Scientific classification
- Kingdom: Plantae
- Clade: Tracheophytes
- Clade: Angiosperms
- Clade: Eudicots
- Clade: Asterids
- Order: Asterales
- Family: Asteraceae
- Genus: Crassothonna
- Species: C. clavifolia
- Binomial name: Crassothonna clavifolia (Marloth) B.Nord.
- Synonyms: Homotypic Synonyms Othonna clavifolia Marloth;

= Crassothonna clavifolia =

- Authority: (Marloth) B.Nord.
- Conservation status: LC

Species of flowering plant

Crassothonna clavifolia (previously Othonna clavifolia) is a species of flowering plant in the family Asteraceae. It is endemic to Namibia. Its natural habitat is rocky areas. It is threatened by habitat loss.

== Description ==
This species is a low-growing succulent with grey, trailing branches and squat, cylindrical or barrel-like leaves. The yellow, daisy-like flowers grow on long stalks. The specific epithet, clavifolia, is from the Latin words clava meaning a club and folia meaning leaves, referring to the club-shape of the leaves.

== Taxonomy ==
This species was described by Hermann Wilhelm Rudolf Marloth in 1910 as Othonna clavifolia, however, the genus was changed from Othonna by Nordenstam et al., who erected the new genus Crassothonna for a distinct clade of Othonna species. The new name for this species is therefore Crassothonna clavifolia (Marloth) B.Nord.

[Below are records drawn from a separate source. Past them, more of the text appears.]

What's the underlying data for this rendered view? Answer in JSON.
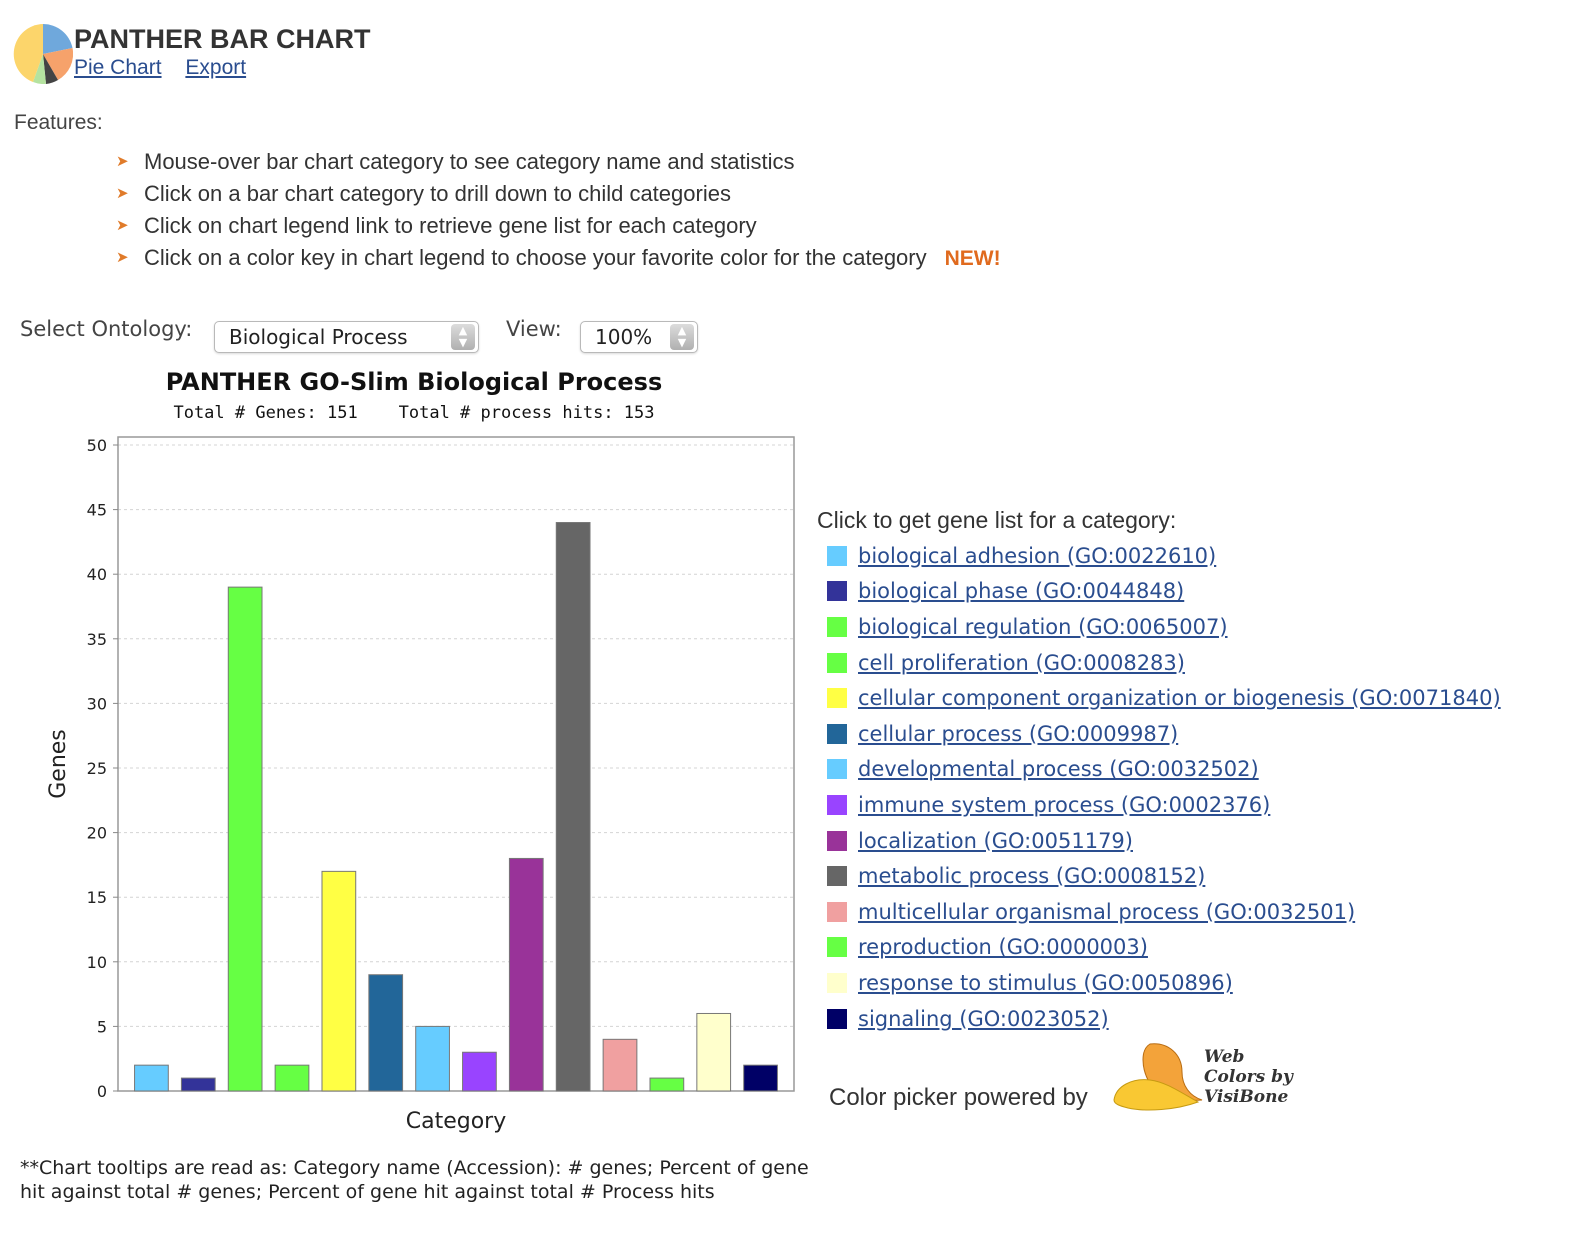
{
  "header": {
    "title": "PANTHER BAR CHART",
    "links": [
      "Pie Chart",
      "Export"
    ]
  },
  "features": {
    "label": "Features:",
    "items": [
      "Mouse-over bar chart category to see category name and statistics",
      "Click on a bar chart category to drill down to child categories",
      "Click on chart legend link to retrieve gene list for each category",
      "Click on a color key in chart legend to choose your favorite color for the category"
    ],
    "new_badge": "NEW!"
  },
  "controls": {
    "ontology_label": "Select Ontology:",
    "ontology_value": "Biological Process",
    "view_label": "View:",
    "view_value": "100%"
  },
  "chart_data": {
    "type": "bar",
    "title": "PANTHER GO-Slim Biological Process",
    "subtitle": "Total # Genes: 151    Total # process hits: 153",
    "xlabel": "Category",
    "ylabel": "Genes",
    "ylim": [
      0,
      50
    ],
    "yticks": [
      0,
      5,
      10,
      15,
      20,
      25,
      30,
      35,
      40,
      45,
      50
    ],
    "grid": true,
    "categories": [
      "biological adhesion (GO:0022610)",
      "biological phase (GO:0044848)",
      "biological regulation (GO:0065007)",
      "cell proliferation (GO:0008283)",
      "cellular component organization or biogenesis (GO:0071840)",
      "cellular process (GO:0009987)",
      "developmental process (GO:0032502)",
      "immune system process (GO:0002376)",
      "localization (GO:0051179)",
      "metabolic process (GO:0008152)",
      "multicellular organismal process (GO:0032501)",
      "reproduction (GO:0000003)",
      "response to stimulus (GO:0050896)",
      "signaling (GO:0023052)"
    ],
    "values": [
      2,
      1,
      39,
      2,
      17,
      9,
      5,
      3,
      18,
      44,
      4,
      1,
      6,
      2
    ],
    "colors": [
      "#66ccff",
      "#333399",
      "#66ff44",
      "#66ff44",
      "#ffff44",
      "#226699",
      "#66ccff",
      "#9944ff",
      "#993399",
      "#666666",
      "#f0a0a0",
      "#66ff44",
      "#ffffcc",
      "#000066"
    ]
  },
  "legend": {
    "header": "Click to get gene list for a category:"
  },
  "color_picker": {
    "text": "Color picker powered by",
    "logo_text": [
      "Web",
      "Colors by",
      "VisiBone"
    ]
  },
  "footnote": "**Chart tooltips are read as: Category name (Accession): # genes; Percent of gene hit against total # genes; Percent of gene hit against total # Process hits"
}
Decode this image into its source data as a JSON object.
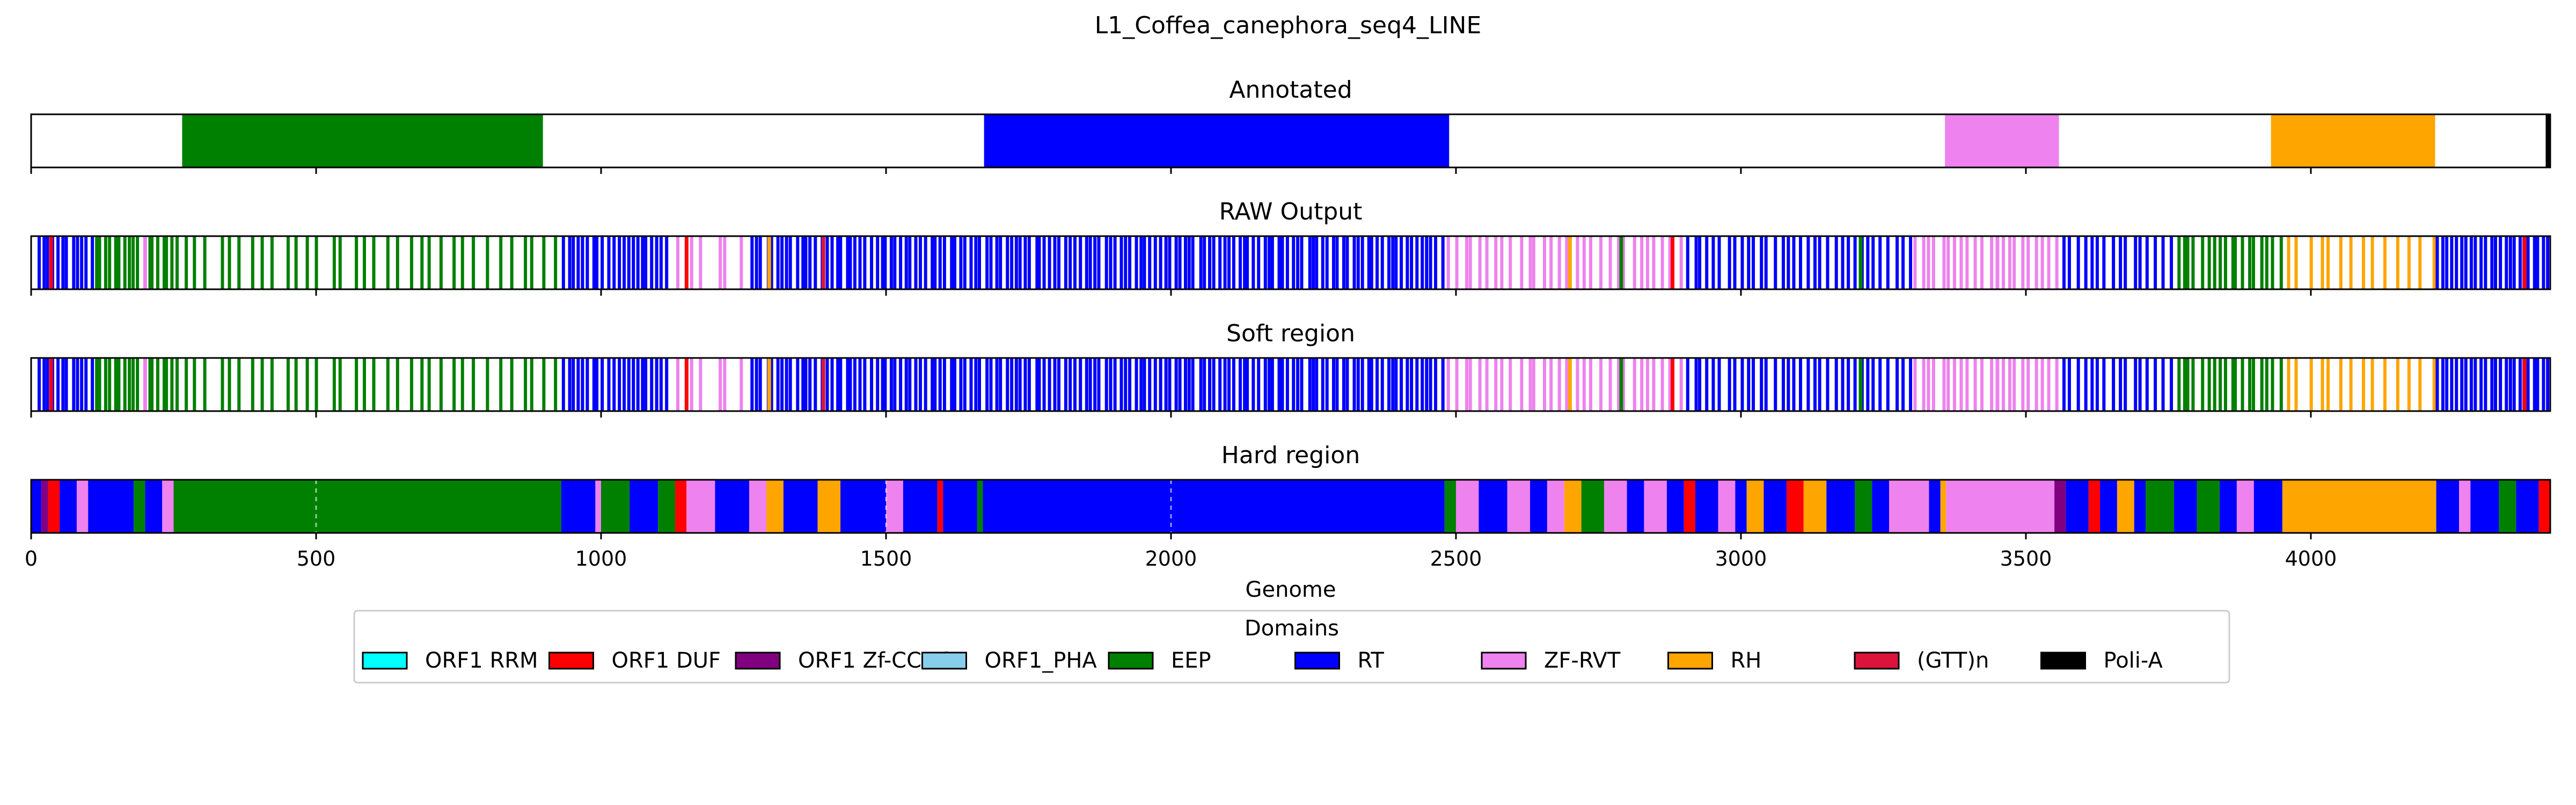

== Distribution and habitat ==
This species is found from the northwest of the Richtersveld where the sandveld meets the Gariep River towards the southern Namibian coast. This succulent is found in sandy deserts sometimes growing among rocks.

== Threats and cultivation ==
The species was classified in 2004 by the IUCN as Least Concern, although recent concern has been expressed about commercial looting of this plant as part of the succulent plant market.